Posted Aug 01, 2004 04:07 pm CDT
Nix Holtsford Gilliland Higgins & Hitson
I was a state prosecutor handling a domestic violence case. The wife had assaulted the husband after he’d come home drunk.
Over my objections and throwing rules of evidence to the wind, the judge let the wife display a white robe (reportedly found in the husband’s closet) with Ku Klux Klan insignia. The victim husband whispered in my ear, “It ain’t mine—it ain’t. She’s lying.” Emboldened by his protestations, I confronted the wife. She stood up and showed the robe to the judge, who said, “Sir, your full name is sewn into the collar.”
When I was a public defender, I had a defendant charged with breaking into a business and calling in a bomb threat to prevent his ex-girlfriend from going to a concert with another man.
At the deposition, the investigating officer described noticing footprints in the alley, as well as on the back door that was kicked in. He admitted he couldn’t match them with any footwear found during a search of my client’s home.
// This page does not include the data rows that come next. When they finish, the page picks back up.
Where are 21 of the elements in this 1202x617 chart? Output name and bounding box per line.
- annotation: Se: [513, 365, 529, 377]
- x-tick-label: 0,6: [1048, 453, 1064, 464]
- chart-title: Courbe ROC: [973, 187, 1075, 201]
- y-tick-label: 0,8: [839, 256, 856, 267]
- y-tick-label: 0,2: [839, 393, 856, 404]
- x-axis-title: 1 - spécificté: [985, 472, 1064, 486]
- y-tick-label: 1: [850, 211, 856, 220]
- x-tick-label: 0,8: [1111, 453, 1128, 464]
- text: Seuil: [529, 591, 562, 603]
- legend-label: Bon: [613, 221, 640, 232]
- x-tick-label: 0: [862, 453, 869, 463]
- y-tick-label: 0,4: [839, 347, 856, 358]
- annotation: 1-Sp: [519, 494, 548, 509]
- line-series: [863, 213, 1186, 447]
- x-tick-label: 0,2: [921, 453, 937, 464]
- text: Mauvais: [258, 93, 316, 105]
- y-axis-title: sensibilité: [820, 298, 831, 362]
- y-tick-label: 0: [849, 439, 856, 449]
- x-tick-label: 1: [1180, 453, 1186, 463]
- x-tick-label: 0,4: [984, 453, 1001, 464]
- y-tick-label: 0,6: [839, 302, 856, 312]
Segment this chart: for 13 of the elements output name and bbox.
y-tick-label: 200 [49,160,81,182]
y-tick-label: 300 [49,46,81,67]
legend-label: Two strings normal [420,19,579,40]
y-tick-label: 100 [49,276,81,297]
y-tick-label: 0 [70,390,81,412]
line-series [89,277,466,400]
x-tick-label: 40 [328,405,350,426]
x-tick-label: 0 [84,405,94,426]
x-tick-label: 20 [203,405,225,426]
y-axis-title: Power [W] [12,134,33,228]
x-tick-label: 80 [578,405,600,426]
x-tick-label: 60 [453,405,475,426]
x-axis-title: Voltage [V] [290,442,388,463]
All of a sudden, my client blurted out while pointing to the shoes he had on in jail (minus the shoelaces), “These are the shoes I was wearing.” They matched.
Cleveland-Marshall College of Law
My most embarrassing moment was based on the statement a client made by his choice of footwear. My client was a production line supervisor for an automobile manufacturer, and he was accused of assaulting a subordinate. The alleged assault occurred when the plaintiff was bending over installing headrests inside a car and my client goosed the plaintiff with his foot. We admitted the contact but claimed that it was just routine horseplay, and that the minimal force used could not have caused the injuries the plaintiff complained about.
My client showed up for his deposition wearing a nice shirt and pants accessorized with the most severely pointed cowboy boots ever seen in Ohio—probably the most pointed boots in the history of Western footwear. My guess is that any contact with the tip of those well-worn boots would approximate a thorough exam by a proctologist.
I thought about trying to find my client another pair of shoes, but none of my male colleagues were in the office before this 7 a.m. deposition. Amazingly, plaintiff’s counsel never inquired about the type of footwear my client was wearing when the incident occurred, and the case was dismissed on summary judgment about a year later. I am now a law professor, and I use this incident to stress the importance of dressing clients appropriately from head to toe.